Routledge Philosophy Guidebook to Aristotle and the Metaphysics

Routledge Philosophy Guidebook to Aristotle and the Metaphysics

Routledge Philosophy Guidebook to Aristotle and the Metaphysics

Routledge Philosophy Guidebook to Aristotle and the Metaphysics

Synopsis

Aristotles' 'Metaphysics' is one of the most important texts in Ancient Philosophy. This GuideBook looks at the Metaphysics thematically and takes the student through the main arguments found in the text. The book introduces and assesses Aristotle's life and the background to the Metaphysics , the ideas and text of the Metaphysics and Aristotle's philosophical legacy.

Excerpt

The work that we have here under the title 'the Metaphysics' (ta meta ta phusika) is a series of fourteen books, all or most of which were written by Aristotle (384-322 BC). They belong to his latest period of work. Therefore the Metaphysics belongs to what Aristotle wrote after founding (in 335 BC) his own school of philosophy in Athens: the Lyceum or Peripatos. This means that, even if we take into account that the Metaphysics must have been written over an extended period of time, Aristotle must have produced the work some years after leaving the Academy, Plato's school in Athens; for he became a pupil of Plato (427-347 BC) at the age of seventeen, and he remained in Plato's school, first as a pupil and later as a relatively independent researcher, for some twenty years. But he left the Academy after Plato died.
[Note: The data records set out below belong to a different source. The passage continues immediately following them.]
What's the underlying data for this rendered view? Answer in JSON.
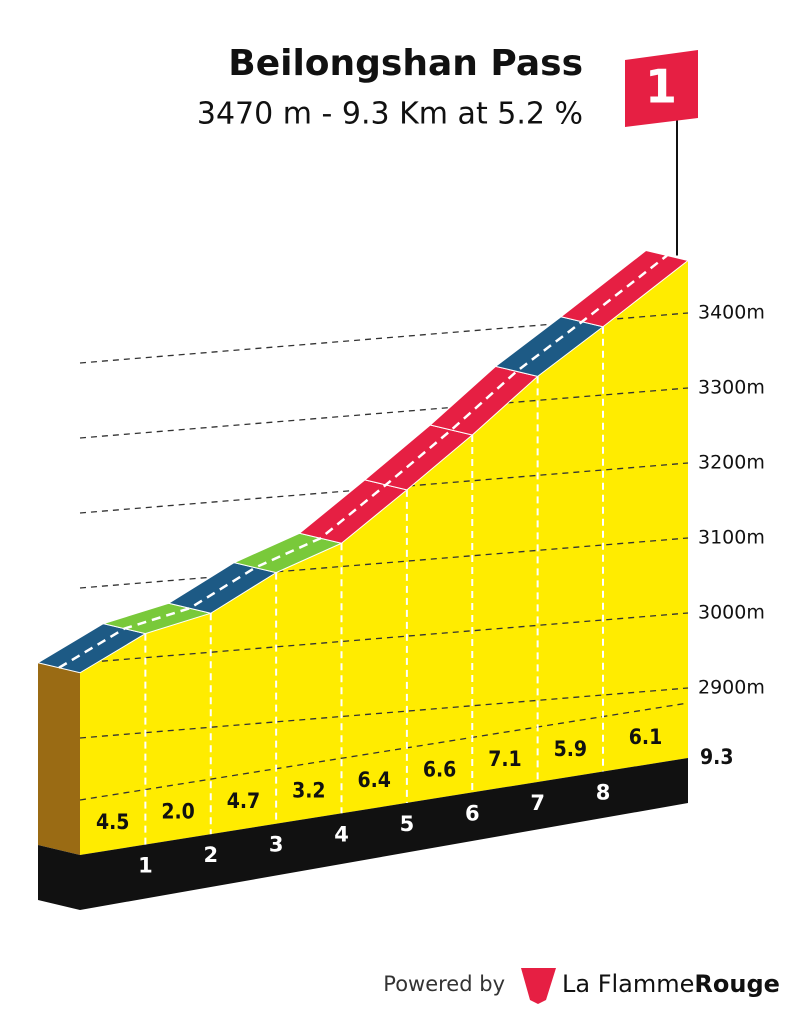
{
  "chart_data": {
    "type": "climb-profile",
    "title": "Beilongshan Pass",
    "subtitle": "3470 m - 9.3 Km at 5.2 %",
    "flag": "1",
    "x": [
      1,
      2,
      3,
      4,
      5,
      6,
      7,
      8,
      9.3
    ],
    "values": [
      4.5,
      2.0,
      4.7,
      3.2,
      6.4,
      6.6,
      7.1,
      5.9,
      6.1
    ],
    "value_labels": [
      "4.5",
      "2.0",
      "4.7",
      "3.2",
      "6.4",
      "6.6",
      "7.1",
      "5.9",
      "6.1"
    ],
    "colors": [
      "#1d5a85",
      "#79c93a",
      "#1d5a85",
      "#79c93a",
      "#e61f43",
      "#e61f43",
      "#e61f43",
      "#1d5a85",
      "#e61f43"
    ],
    "start_elevation": 2987,
    "elevations": [
      3032,
      3052,
      3099,
      3131,
      3195,
      3261,
      3332,
      3391,
      3470
    ],
    "xlim": [
      0,
      9.3
    ],
    "ylim": [
      2850,
      3480
    ],
    "yticks": [
      {
        "value": 2900,
        "label": "2900m"
      },
      {
        "value": 3000,
        "label": "3000m"
      },
      {
        "value": 3100,
        "label": "3100m"
      },
      {
        "value": 3200,
        "label": "3200m"
      },
      {
        "value": 3300,
        "label": "3300m"
      },
      {
        "value": 3400,
        "label": "3400m"
      }
    ],
    "grid": true,
    "footer": {
      "powered": "Powered by",
      "brand": "La Flamme",
      "brand_bold": "Rouge"
    }
  }
}
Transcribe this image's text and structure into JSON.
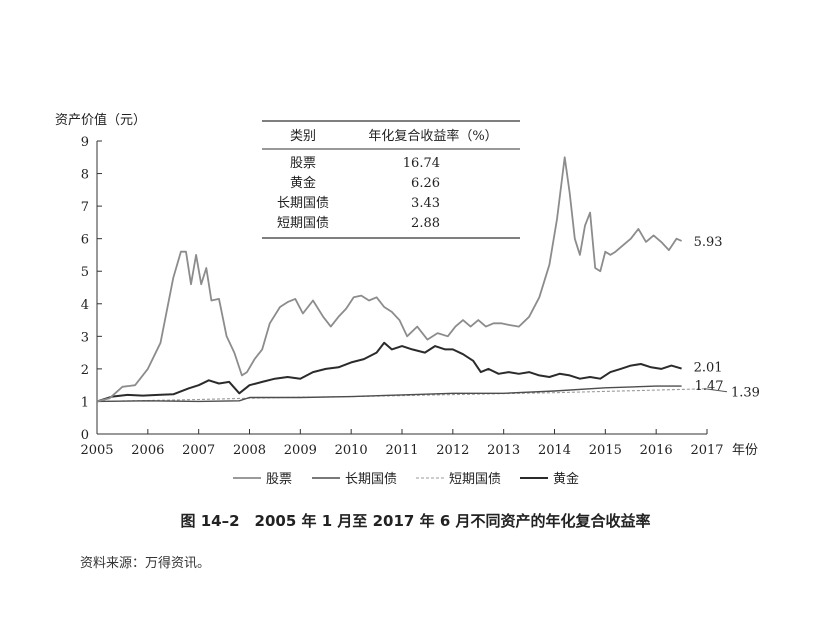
{
  "chart_data": {
    "type": "line",
    "ylabel": "资产价值（元）",
    "xlabel": "年份",
    "xlim": [
      2005,
      2017
    ],
    "ylim": [
      0,
      9
    ],
    "xticks": [
      "2005",
      "2006",
      "2007",
      "2008",
      "2009",
      "2010",
      "2011",
      "2012",
      "2013",
      "2014",
      "2015",
      "2016",
      "2017"
    ],
    "yticks": [
      "0",
      "1",
      "2",
      "3",
      "4",
      "5",
      "6",
      "7",
      "8",
      "9"
    ],
    "grid": false,
    "legend_position": "bottom",
    "series": [
      {
        "name": "股票",
        "color": "#8c8c8c",
        "end_label": "5.93",
        "x": [
          2005.0,
          2005.25,
          2005.5,
          2005.75,
          2006.0,
          2006.25,
          2006.5,
          2006.65,
          2006.75,
          2006.85,
          2006.95,
          2007.05,
          2007.15,
          2007.25,
          2007.4,
          2007.55,
          2007.7,
          2007.85,
          2007.95,
          2008.1,
          2008.25,
          2008.4,
          2008.6,
          2008.75,
          2008.9,
          2009.05,
          2009.25,
          2009.45,
          2009.6,
          2009.75,
          2009.9,
          2010.05,
          2010.2,
          2010.35,
          2010.5,
          2010.65,
          2010.8,
          2010.95,
          2011.1,
          2011.3,
          2011.5,
          2011.7,
          2011.9,
          2012.05,
          2012.2,
          2012.35,
          2012.5,
          2012.65,
          2012.8,
          2012.95,
          2013.1,
          2013.3,
          2013.5,
          2013.7,
          2013.9,
          2014.05,
          2014.2,
          2014.3,
          2014.4,
          2014.5,
          2014.6,
          2014.7,
          2014.8,
          2014.9,
          2015.0,
          2015.1,
          2015.2,
          2015.35,
          2015.5,
          2015.65,
          2015.8,
          2015.95,
          2016.1,
          2016.25,
          2016.4,
          2016.5
        ],
        "y": [
          1.0,
          1.1,
          1.45,
          1.5,
          2.0,
          2.8,
          4.8,
          5.6,
          5.6,
          4.6,
          5.5,
          4.6,
          5.1,
          4.1,
          4.15,
          3.0,
          2.5,
          1.8,
          1.9,
          2.3,
          2.6,
          3.4,
          3.9,
          4.05,
          4.15,
          3.7,
          4.1,
          3.6,
          3.3,
          3.6,
          3.85,
          4.2,
          4.25,
          4.1,
          4.2,
          3.9,
          3.75,
          3.5,
          3.0,
          3.3,
          2.9,
          3.1,
          3.0,
          3.3,
          3.5,
          3.3,
          3.5,
          3.3,
          3.4,
          3.4,
          3.35,
          3.3,
          3.6,
          4.2,
          5.2,
          6.6,
          8.5,
          7.4,
          6.0,
          5.5,
          6.4,
          6.8,
          5.1,
          5.0,
          5.6,
          5.5,
          5.6,
          5.8,
          6.0,
          6.3,
          5.9,
          6.1,
          5.9,
          5.65,
          6.0,
          5.93
        ]
      },
      {
        "name": "长期国债",
        "color": "#4d4d4d",
        "end_label": "1.47",
        "x": [
          2005.0,
          2006.0,
          2007.0,
          2007.8,
          2008.0,
          2009.0,
          2010.0,
          2011.0,
          2012.0,
          2013.0,
          2014.0,
          2015.0,
          2016.0,
          2016.5
        ],
        "y": [
          1.0,
          1.02,
          1.0,
          1.02,
          1.12,
          1.12,
          1.15,
          1.2,
          1.25,
          1.25,
          1.32,
          1.42,
          1.47,
          1.47
        ]
      },
      {
        "name": "短期国债",
        "color": "#9a9a9a",
        "end_label": "1.39",
        "x": [
          2005.0,
          2006.0,
          2007.0,
          2008.0,
          2009.0,
          2010.0,
          2011.0,
          2012.0,
          2013.0,
          2014.0,
          2015.0,
          2016.0,
          2017.0
        ],
        "y": [
          1.0,
          1.03,
          1.06,
          1.1,
          1.13,
          1.15,
          1.18,
          1.21,
          1.24,
          1.27,
          1.31,
          1.35,
          1.39
        ]
      },
      {
        "name": "黄金",
        "color": "#2b2b2b",
        "end_label": "2.01",
        "x": [
          2005.0,
          2005.3,
          2005.6,
          2005.9,
          2006.2,
          2006.5,
          2006.8,
          2007.0,
          2007.2,
          2007.4,
          2007.6,
          2007.8,
          2008.0,
          2008.25,
          2008.5,
          2008.75,
          2009.0,
          2009.25,
          2009.5,
          2009.75,
          2010.0,
          2010.25,
          2010.5,
          2010.65,
          2010.8,
          2011.0,
          2011.2,
          2011.45,
          2011.65,
          2011.85,
          2012.0,
          2012.2,
          2012.4,
          2012.55,
          2012.7,
          2012.9,
          2013.1,
          2013.3,
          2013.5,
          2013.7,
          2013.9,
          2014.1,
          2014.3,
          2014.5,
          2014.7,
          2014.9,
          2015.1,
          2015.3,
          2015.5,
          2015.7,
          2015.9,
          2016.1,
          2016.3,
          2016.5
        ],
        "y": [
          1.0,
          1.15,
          1.2,
          1.18,
          1.2,
          1.22,
          1.4,
          1.5,
          1.65,
          1.55,
          1.6,
          1.25,
          1.5,
          1.6,
          1.7,
          1.75,
          1.7,
          1.9,
          2.0,
          2.05,
          2.2,
          2.3,
          2.5,
          2.8,
          2.6,
          2.7,
          2.6,
          2.5,
          2.7,
          2.6,
          2.6,
          2.45,
          2.25,
          1.9,
          2.0,
          1.85,
          1.9,
          1.85,
          1.9,
          1.8,
          1.75,
          1.85,
          1.8,
          1.7,
          1.75,
          1.7,
          1.9,
          2.0,
          2.1,
          2.15,
          2.05,
          2.0,
          2.1,
          2.01
        ]
      }
    ],
    "inset_table": {
      "headers": [
        "类别",
        "年化复合收益率（%）"
      ],
      "rows": [
        [
          "股票",
          "16.74"
        ],
        [
          "黄金",
          "6.26"
        ],
        [
          "长期国债",
          "3.43"
        ],
        [
          "短期国债",
          "2.88"
        ]
      ]
    }
  },
  "caption": "图 14–2　2005 年 1 月至 2017 年 6 月不同资产的年化复合收益率",
  "source": "资料来源：万得资讯。"
}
However, Aristotle did not write the Metaphysics as a single work, and even the individual books (or sets of books) in it may not be finished works. Only after his death, and probably between 200 and 100 BC, were these fourteen books arranged and published in the order in which we now have them. The title itself, 'the Metaphysics', is not Aristotle's, but was probably devised by Andronicus of Rhodes when he put together the edition of the collected works of Aristotle (first century BC).